Ces amis, comme Rulman Mersvin l'expliquait il y a près de sept siècles, ne se distinguent point de la foule par leur apparence extérieure; ils vivent comme tout le monde; ainsi les Juifs ne voyaient en Jésus que le fils du charpentier. Mais qui les regarde d'un oeil attentif s'aperçoit qu'ils sont les porte-flambeaux d'une toute-puissante Lumière. Ils ont oublié la haine, c'est pourquoi leurs paroles sont des bénédictions; ils ne ressentent plus de curiosité. c'est pourquoi leur intelligence voit le vrai de toute créature; ils ont perdu jusqu'au souvenir d'eux-mêmes, c'est pourquoi leur prière écarte la catastrophe et la maladie. Ils jouissent déjà, incognito, dès cette terre, de quelques-unes des prérogatives dont la totalité leur sera départie quand le Maître les aura ressuscités.
L'homme est lié à l'espace et au temps. Un riche ou un prince souffre moins de cette dépendance qu'un pauvre; l'oeuvre d'un génie se joue encore mieux de ces barrières, par l'influence qu'elle exerce au loin et sur les générations futures; la passion ou le vouloir peuvent projeter momentanément un être au delà de sa prison de matière, ainsi qu'on le voit dans la télépathie; certains adeptes ont pu dominer les lois naturelles jusqu'à étendre à plusieurs siècles les limites de leur existence physique; ils ont eu tort d'ailleurs. Mais aucun de ces accidents n'est comparable à la résurrection de l'Évangile.
Chaque fois qu'un homme fait le bien dans les conditions prescrites par le Ciel, c'est-à-dire dans l'humilité et l'anonymat, les cellules qui ont servi à cet acte sont exaltées jusqu'à son âme, dont elles augmentent la réserve de Lumière. Ce trésor s'accroît d'existence en existence et, quand le travail de cet homme touche à sa fin, toute la matière, physique et fluidique, ainsi purifiée, lui est acquise, et il peut s'en servir, par le secret que le Ciel lui donne alors, pour se constituer instantanément, ici ou là, tel corps dont il a besoin.
Ce corps n'est plus soumis à aucune condition de relativité, sauf quand son possesseur le juge utile; et ainsi se réalise la promesse du Fils, comme couronnement d'une longue suite d'existences vivifiées par la foi.

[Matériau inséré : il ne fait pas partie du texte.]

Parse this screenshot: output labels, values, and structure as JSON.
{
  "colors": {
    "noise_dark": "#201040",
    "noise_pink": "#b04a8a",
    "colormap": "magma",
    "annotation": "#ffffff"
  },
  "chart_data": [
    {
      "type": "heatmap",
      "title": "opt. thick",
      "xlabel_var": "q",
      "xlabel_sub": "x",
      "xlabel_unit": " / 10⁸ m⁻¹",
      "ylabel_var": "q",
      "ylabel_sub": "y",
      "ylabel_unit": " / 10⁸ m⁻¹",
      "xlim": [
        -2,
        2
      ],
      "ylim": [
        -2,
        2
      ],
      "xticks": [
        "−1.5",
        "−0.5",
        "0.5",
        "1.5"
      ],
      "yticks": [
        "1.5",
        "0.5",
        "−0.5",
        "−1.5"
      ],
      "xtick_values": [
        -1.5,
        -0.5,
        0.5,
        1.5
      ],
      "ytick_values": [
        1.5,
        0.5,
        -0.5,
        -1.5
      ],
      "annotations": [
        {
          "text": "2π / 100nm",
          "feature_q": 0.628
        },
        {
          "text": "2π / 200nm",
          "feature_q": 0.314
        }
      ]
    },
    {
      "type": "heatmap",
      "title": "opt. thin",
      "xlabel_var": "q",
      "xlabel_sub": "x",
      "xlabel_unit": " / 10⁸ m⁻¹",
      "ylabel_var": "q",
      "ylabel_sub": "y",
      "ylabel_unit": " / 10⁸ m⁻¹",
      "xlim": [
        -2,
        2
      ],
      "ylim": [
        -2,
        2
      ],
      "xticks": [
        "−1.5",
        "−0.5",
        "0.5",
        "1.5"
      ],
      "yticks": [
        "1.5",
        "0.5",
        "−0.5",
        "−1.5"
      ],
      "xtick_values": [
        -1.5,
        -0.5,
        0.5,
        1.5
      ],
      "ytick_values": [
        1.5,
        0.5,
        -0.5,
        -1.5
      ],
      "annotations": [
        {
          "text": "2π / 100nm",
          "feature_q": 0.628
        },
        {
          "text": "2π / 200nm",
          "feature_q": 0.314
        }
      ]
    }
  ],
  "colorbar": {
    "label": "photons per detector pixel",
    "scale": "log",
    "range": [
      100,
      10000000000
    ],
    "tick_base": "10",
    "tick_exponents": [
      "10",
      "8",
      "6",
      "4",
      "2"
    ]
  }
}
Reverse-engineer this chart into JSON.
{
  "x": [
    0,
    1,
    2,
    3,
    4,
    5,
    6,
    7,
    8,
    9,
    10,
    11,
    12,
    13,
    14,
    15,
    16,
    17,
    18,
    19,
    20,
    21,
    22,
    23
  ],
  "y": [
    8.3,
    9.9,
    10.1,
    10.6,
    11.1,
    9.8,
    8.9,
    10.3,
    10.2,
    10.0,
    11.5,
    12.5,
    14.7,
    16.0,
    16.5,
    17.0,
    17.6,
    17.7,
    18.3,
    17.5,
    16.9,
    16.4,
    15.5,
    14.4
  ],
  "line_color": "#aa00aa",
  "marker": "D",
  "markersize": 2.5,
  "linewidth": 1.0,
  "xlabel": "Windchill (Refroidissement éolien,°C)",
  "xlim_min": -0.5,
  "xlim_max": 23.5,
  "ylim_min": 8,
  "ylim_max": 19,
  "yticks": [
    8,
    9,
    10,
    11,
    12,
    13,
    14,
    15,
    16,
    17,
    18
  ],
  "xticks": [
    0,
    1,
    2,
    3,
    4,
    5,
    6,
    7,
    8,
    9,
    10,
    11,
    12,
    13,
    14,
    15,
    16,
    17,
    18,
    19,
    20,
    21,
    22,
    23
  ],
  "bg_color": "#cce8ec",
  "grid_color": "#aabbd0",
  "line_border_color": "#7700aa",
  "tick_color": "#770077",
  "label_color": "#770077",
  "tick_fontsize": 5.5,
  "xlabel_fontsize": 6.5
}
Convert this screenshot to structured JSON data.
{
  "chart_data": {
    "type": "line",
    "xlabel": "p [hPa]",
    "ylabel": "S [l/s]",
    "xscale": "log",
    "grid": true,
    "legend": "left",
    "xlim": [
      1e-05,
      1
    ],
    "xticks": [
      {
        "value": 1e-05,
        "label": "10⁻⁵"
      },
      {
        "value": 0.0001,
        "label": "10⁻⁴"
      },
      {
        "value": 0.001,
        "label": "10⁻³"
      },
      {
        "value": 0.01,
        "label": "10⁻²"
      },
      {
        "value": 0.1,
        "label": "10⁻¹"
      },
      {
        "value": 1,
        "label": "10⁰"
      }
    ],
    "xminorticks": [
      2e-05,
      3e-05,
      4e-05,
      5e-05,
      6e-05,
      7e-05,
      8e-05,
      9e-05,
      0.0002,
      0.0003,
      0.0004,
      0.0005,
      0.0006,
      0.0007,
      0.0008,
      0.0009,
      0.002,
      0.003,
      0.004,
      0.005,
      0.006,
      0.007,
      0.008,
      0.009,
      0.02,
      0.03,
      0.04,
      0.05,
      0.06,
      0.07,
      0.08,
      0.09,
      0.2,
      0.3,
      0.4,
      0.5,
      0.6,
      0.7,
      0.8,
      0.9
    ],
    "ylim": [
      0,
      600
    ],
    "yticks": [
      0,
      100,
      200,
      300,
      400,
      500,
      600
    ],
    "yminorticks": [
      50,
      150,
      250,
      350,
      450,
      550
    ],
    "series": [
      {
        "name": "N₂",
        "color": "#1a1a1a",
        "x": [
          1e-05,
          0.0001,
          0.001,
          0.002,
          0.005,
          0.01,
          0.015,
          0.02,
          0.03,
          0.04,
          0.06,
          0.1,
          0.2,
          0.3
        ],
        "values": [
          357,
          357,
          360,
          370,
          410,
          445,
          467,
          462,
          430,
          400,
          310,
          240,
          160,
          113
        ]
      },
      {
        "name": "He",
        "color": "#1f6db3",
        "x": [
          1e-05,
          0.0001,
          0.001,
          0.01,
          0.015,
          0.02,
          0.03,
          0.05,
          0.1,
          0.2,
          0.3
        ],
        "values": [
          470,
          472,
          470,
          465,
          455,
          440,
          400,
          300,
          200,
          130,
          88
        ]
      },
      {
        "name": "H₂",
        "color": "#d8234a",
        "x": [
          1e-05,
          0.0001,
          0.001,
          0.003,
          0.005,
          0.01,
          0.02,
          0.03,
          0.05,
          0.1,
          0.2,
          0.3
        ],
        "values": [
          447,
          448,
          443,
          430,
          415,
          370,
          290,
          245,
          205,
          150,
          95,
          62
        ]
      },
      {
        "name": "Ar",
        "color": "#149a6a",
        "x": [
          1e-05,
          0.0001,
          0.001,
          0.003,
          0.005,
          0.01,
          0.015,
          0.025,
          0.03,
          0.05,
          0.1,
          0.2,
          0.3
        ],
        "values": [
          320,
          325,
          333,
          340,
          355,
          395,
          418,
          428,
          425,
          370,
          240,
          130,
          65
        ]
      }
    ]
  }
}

Mais, pour comprendre ces choses, élevez-vous au-dessus du mental, au-dessus des philosophies et des ésotérismes. L'oeuvre du Christ est d'ouvrir une route directe entre les hommes et le Père; tout au moins faut-il que nous consentions à nous y engager. L'inconnu n'est pas effrayant; la foi s'exerce dans la lutte matérielle, dans l'épuration morale, dans l'élan intellectuel; ne nous attachons pas aux vieux habits, aux vieilles opinions, aux vieilles idées; ne les méprisons pas non plus; ce sont des serviteurs caducs; mais ce furent des serviteurs précieux. Tout en nous bouge, et grouille et vit; tout en nous est provisoire; tout y est en marche.
Si, en travaillant avec nos muscles, avec notre pensée, avec notre coeur, de toute notre énergie, nous conservons conscience que, par nous-mêmes, nous n'obtiendrons que de minces résultats, il nous sera moins difficile, quand nous serons à bout de souffle, de nous plonger dans la nuit maternelle et régénératrice de la Foi, au sein de laquelle retentit la parole du Père.
Car cette parole est la vie, toujours neuve, inépuisable, infatigable; ce Verbe est ce Fils même, ce Jésus qui, sous l'un ou l'autre de Ses aspects, Se porte garant de la véracité de Celui qui L'envoie.